Is this a bug of String#count?

lirh · August 19, 2010, 5:45pm

$ ruby -v
ruby 1.9.1p429 (2010-07-02 revision 28523) [i386-darwin9]
$ irb --simple-prompt

s = “a\u4e00” # \u4e00 is the chinese character for “one” in case you can’t read the next line
=> “aä¸€”

s.encoding
=> #Encoding:UTF-8

s.length
=> 2

s.count("^a")
=> 0

Why the above result is 0 not 1? After all there are 2 characters
in the string s. Is this a bug of String#count?

Thanks in advance.
Ruohao

lirh · August 19, 2010, 5:51pm

s = “a\u4e00”

s.count("^a")
=> 0

Why the above result is 0 not 1? After all there are 2 characters
in the string s. Is this a bug of String#count?
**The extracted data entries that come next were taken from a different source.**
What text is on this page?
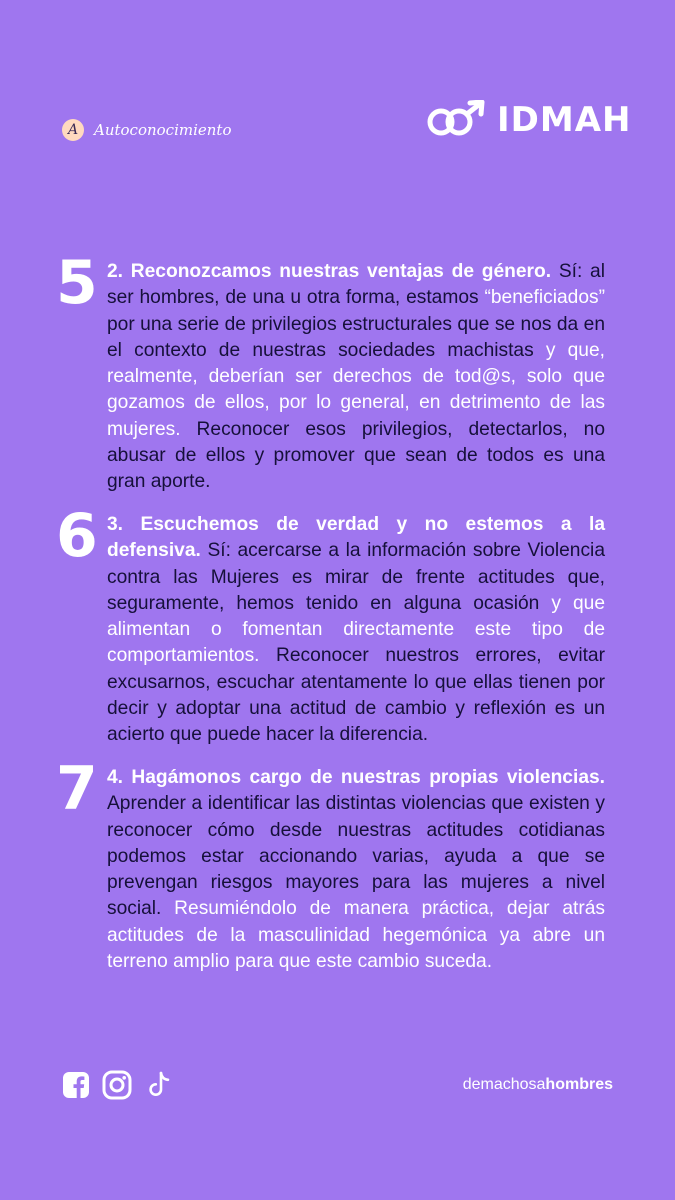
A	Autoconocimiento	IDMAH
5 2. Reconozcamos nuestras ventajas de género. Sí: al ser hombres, de una u otra forma, estamos “beneficiados” por una serie de privilegios estructurales que se nos da en el contexto de nuestras sociedades machistas y que, realmente, deberían ser derechos de tod@s, solo que gozamos de ellos, por lo general, en detrimento de las mujeres. Reconocer esos privilegios, detectarlos, no abusar de ellos y promover que sean de todos es una gran aporte.

6 3. Escuchemos de verdad y no estemos a la defensiva. Sí: acercarse a la información sobre Violencia contra las Mujeres es mirar de frente actitudes que, seguramente, hemos tenido en alguna ocasión y que alimentan o fomentan directamente este tipo de comportamientos. Reconocer nuestros errores, evitar excusarnos, escuchar atentamente lo que ellas tienen por decir y adoptar una actitud de cambio y reflexión es un acierto que puede hacer la diferencia.

7 4. Hagámonos cargo de nuestras propias violencias. Aprender a identificar las distintas violencias que existen y reconocer cómo desde nuestras actitudes cotidianas podemos estar accionando varias, ayuda a que se prevengan riesgos mayores para las mujeres a nivel social. Resumiéndolo de manera práctica, dejar atrás actitudes de la masculinidad hegemónica ya abre un terreno amplio para que este cambio suceda.

demachosahombres
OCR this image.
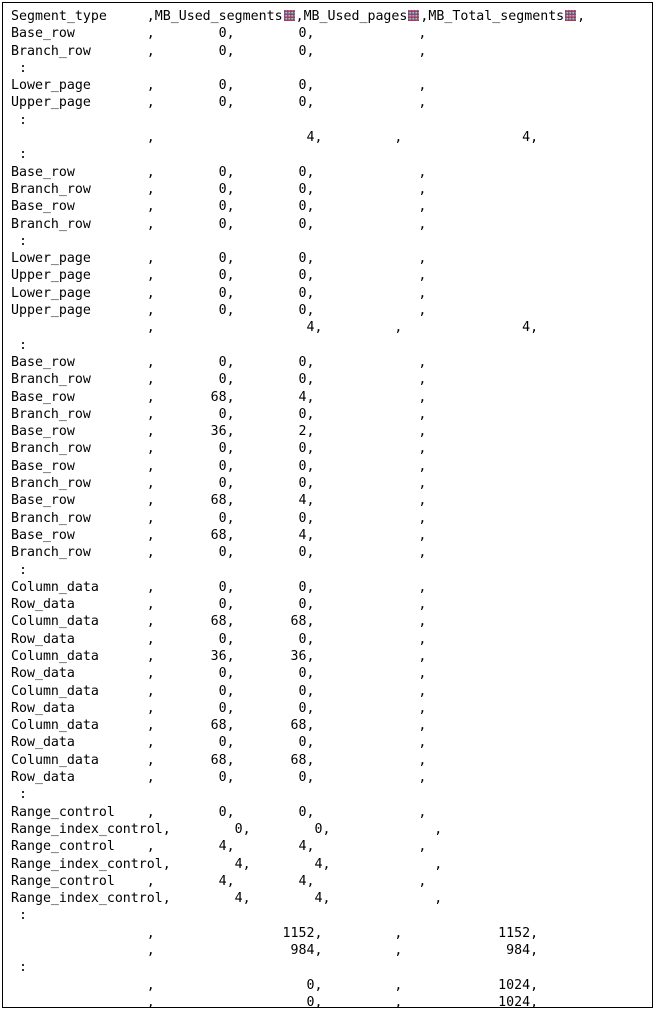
Segment_type     ,MB_Used_segments ,MB_Used_pages ,MB_Total_segments ,
Base_row         ,        0,        0,             ,
Branch_row       ,        0,        0,             ,
:
Lower_page       ,        0,        0,             ,
Upper_page       ,        0,        0,             ,
:
,                   4,         ,               4,
:
Base_row         ,        0,        0,             ,
Branch_row       ,        0,        0,             ,
Base_row         ,        0,        0,             ,
Branch_row       ,        0,        0,             ,
:
Lower_page       ,        0,        0,             ,
Upper_page       ,        0,        0,             ,
Lower_page       ,        0,        0,             ,
Upper_page       ,        0,        0,             ,
,                   4,         ,               4,
:
Base_row         ,        0,        0,             ,
Branch_row       ,        0,        0,             ,
Base_row         ,       68,        4,             ,
Branch_row       ,        0,        0,             ,
Base_row         ,       36,        2,             ,
Branch_row       ,        0,        0,             ,
Base_row         ,        0,        0,             ,
Branch_row       ,        0,        0,             ,
Base_row         ,       68,        4,             ,
Branch_row       ,        0,        0,             ,
Base_row         ,       68,        4,             ,
Branch_row       ,        0,        0,             ,
:
Column_data      ,        0,        0,             ,
Row_data         ,        0,        0,             ,
Column_data      ,       68,       68,             ,
Row_data         ,        0,        0,             ,
Column_data      ,       36,       36,             ,
Row_data         ,        0,        0,             ,
Column_data      ,        0,        0,             ,
Row_data         ,        0,        0,             ,
Column_data      ,       68,       68,             ,
Row_data         ,        0,        0,             ,
Column_data      ,       68,       68,             ,
Row_data         ,        0,        0,             ,
:
Range_control    ,        0,        0,             ,
Range_index_control,        0,        0,             ,
Range_control    ,        4,        4,             ,
Range_index_control,        4,        4,             ,
Range_control    ,        4,        4,             ,
Range_index_control,        4,        4,             ,
:
,                1152,         ,            1152,
,                 984,         ,             984,
:
,                   0,         ,            1024,
,                   0,         ,            1024,
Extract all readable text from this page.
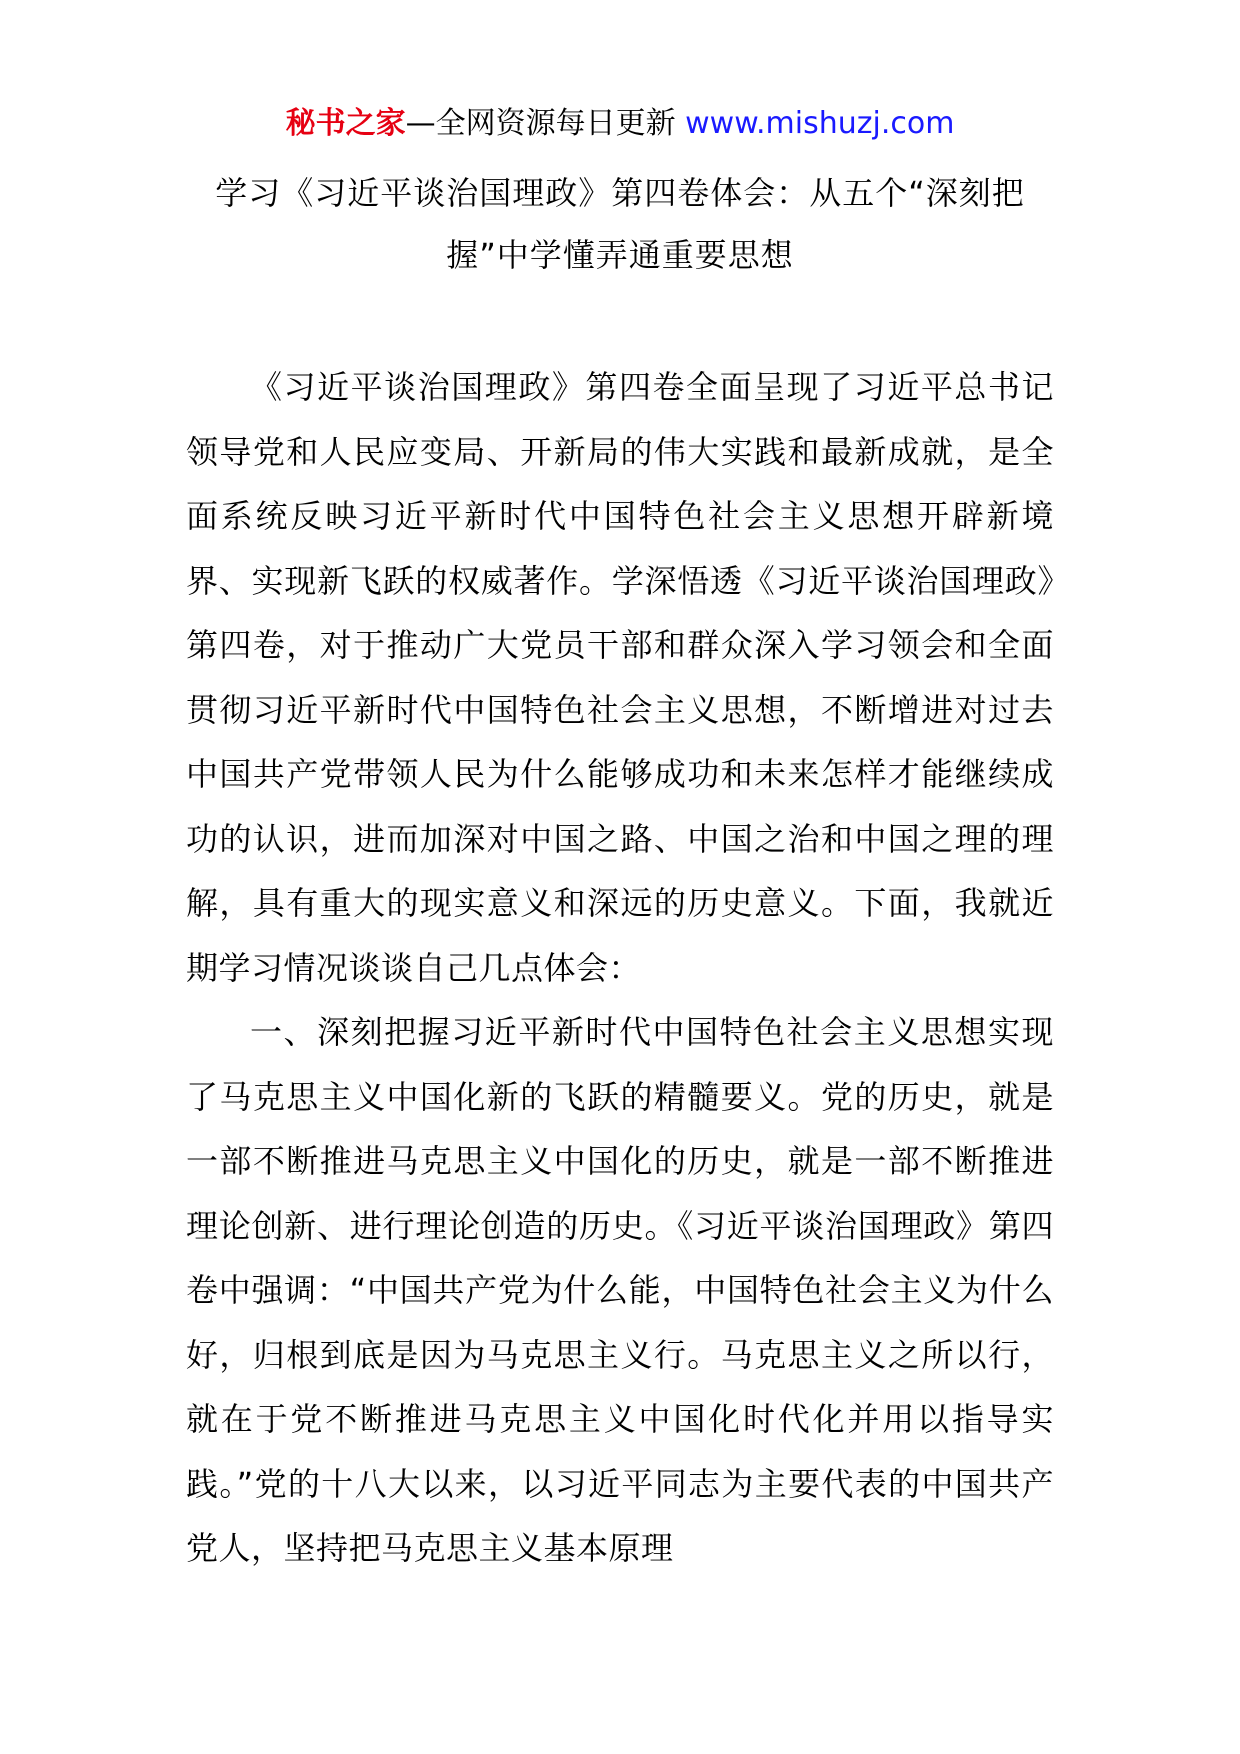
秘书之家—全网资源每日更新 www.mishuzj.com
学习《习近平谈治国理政》第四卷体会：从五个“深刻把握”中学懂弄通重要思想

《习近平谈治国理政》第四卷全面呈现了习近平总书记领导党和人民应变局、开新局的伟大实践和最新成就，是全面系统反映习近平新时代中国特色社会主义思想开辟新境界、实现新飞跃的权威著作。学深悟透《习近平谈治国理政》第四卷，对于推动广大党员干部和群众深入学习领会和全面贯彻习近平新时代中国特色社会主义思想，不断增进对过去中国共产党带领人民为什么能够成功和未来怎样才能继续成功的认识，进而加深对中国之路、中国之治和中国之理的理解，具有重大的现实意义和深远的历史意义。下面，我就近期学习情况谈谈自己几点体会：

一、深刻把握习近平新时代中国特色社会主义思想实现了马克思主义中国化新的飞跃的精髓要义。党的历史，就是一部不断推进马克思主义中国化的历史，就是一部不断推进理论创新、进行理论创造的历史。《习近平谈治国理政》第四卷中强调：“中国共产党为什么能，中国特色社会主义为什么好，归根到底是因为马克思主义行。马克思主义之所以行，就在于党不断推进马克思主义中国化时代化并用以指导实践。”党的十八大以来，以习近平同志为主要代表的中国共产党人，坚持把马克思主义基本原理
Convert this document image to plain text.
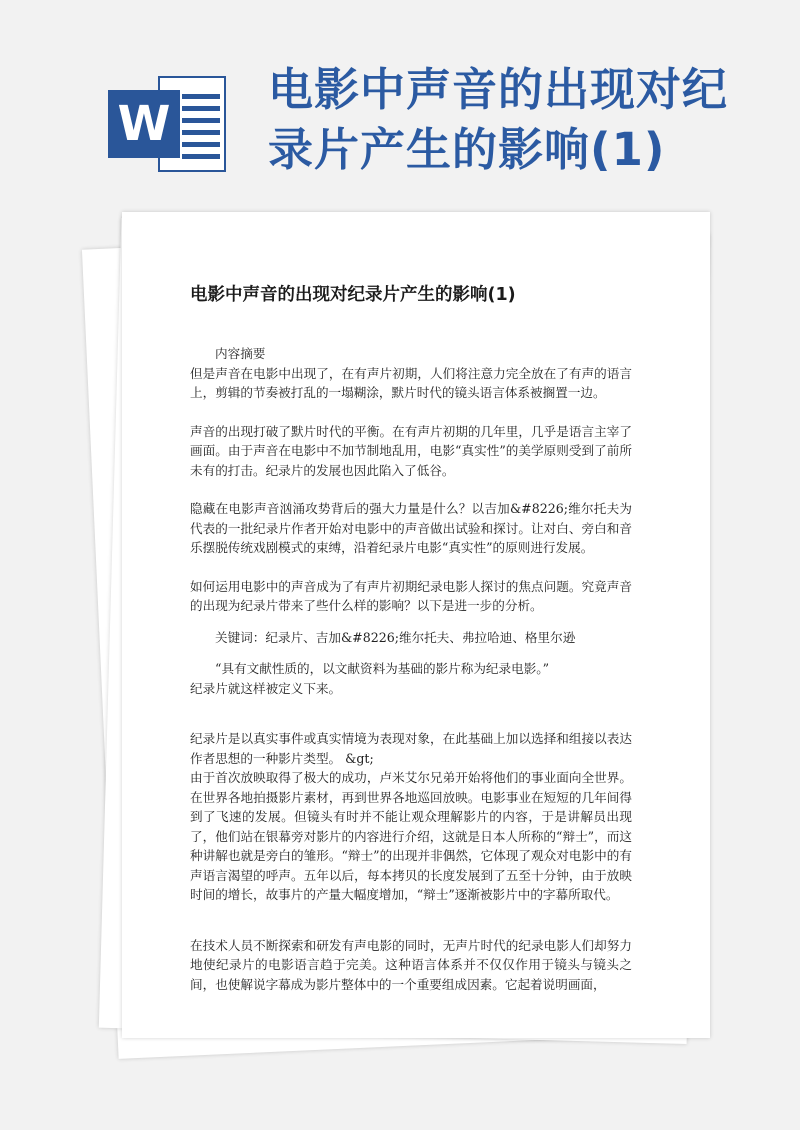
W
电影中声音的出现对纪
录片产生的影响(1)
电影中声音的出现对纪录片产生的影响(1)

内容摘要

但是声音在电影中出现了，在有声片初期，人们将注意力完全放在了有声的语言上，剪辑的节奏被打乱的一塌糊涂，默片时代的镜头语言体系被搁置一边。

声音的出现打破了默片时代的平衡。在有声片初期的几年里，几乎是语言主宰了画面。由于声音在电影中不加节制地乱用，电影“真实性”的美学原则受到了前所未有的打击。纪录片的发展也因此陷入了低谷。

隐藏在电影声音汹涌攻势背后的强大力量是什么？以吉加&#8226;维尔托夫为代表的一批纪录片作者开始对电影中的声音做出试验和探讨。让对白、旁白和音乐摆脱传统戏剧模式的束缚，沿着纪录片电影“真实性”的原则进行发展。

如何运用电影中的声音成为了有声片初期纪录电影人探讨的焦点问题。究竟声音的出现为纪录片带来了些什么样的影响？以下是进一步的分析。

关键词：纪录片、吉加&#8226;维尔托夫、弗拉哈迪、格里尔逊

“具有文献性质的，以文献资料为基础的影片称为纪录电影。”

纪录片就这样被定义下来。

纪录片是以真实事件或真实情境为表现对象，在此基础上加以选择和组接以表达作者思想的一种影片类型。 &gt;

由于首次放映取得了极大的成功，卢米艾尔兄弟开始将他们的事业面向全世界。在世界各地拍摄影片素材，再到世界各地巡回放映。电影事业在短短的几年间得到了飞速的发展。但镜头有时并不能让观众理解影片的内容，于是讲解员出现了，他们站在银幕旁对影片的内容进行介绍，这就是日本人所称的“辩士”，而这种讲解也就是旁白的雏形。“辩士”的出现并非偶然，它体现了观众对电影中的有声语言渴望的呼声。五年以后，每本拷贝的长度发展到了五至十分钟，由于放映时间的增长，故事片的产量大幅度增加，“辩士”逐渐被影片中的字幕所取代。

在技术人员不断探索和研发有声电影的同时，无声片时代的纪录电影人们却努力地使纪录片的电影语言趋于完美。这种语言体系并不仅仅作用于镜头与镜头之间，也使解说字幕成为影片整体中的一个重要组成因素。它起着说明画面，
count returns the sum of occurrences of characters. I don’t see any ^a
in the original string…

lirh · August 19, 2010, 5:56pm

Roger P. wrote:

s = “a\u4e00”

s.count("^a")
=> 0

Why the above result is 0 not 1? After all there are 2 characters
in the string s. Is this a bug of String#count?

count returns the sum of occurrences of characters. I don’t see any ^a
in the original string…

But according to the documentation, “Any other_str that starts with a
caret (^)
is negated”, thus the following behavior:
$ irb --simple-prompt

s = “abc”
=> “abc”

s.count("^a")
=> 2
There are two characters in s that is not “a”.

lirh · August 19, 2010, 5:58pm

Ruohao Li wrote:

Roger P. wrote:

s = “a\u4e00”

s.count("^a")
=> 0

Why the above result is 0 not 1? After all there are 2 characters
in the string s. Is this a bug of String#count?

count returns the sum of occurrences of characters. I don’t see any ^a
in the original string…

But according to the documentation, “Any other_str that starts with a
caret (^)
is negated”, thus the following behavior:

Probably because non-ASCII aren’t counted as /\w/ matching anymore. You
might want to ping core to see if it is expected or not.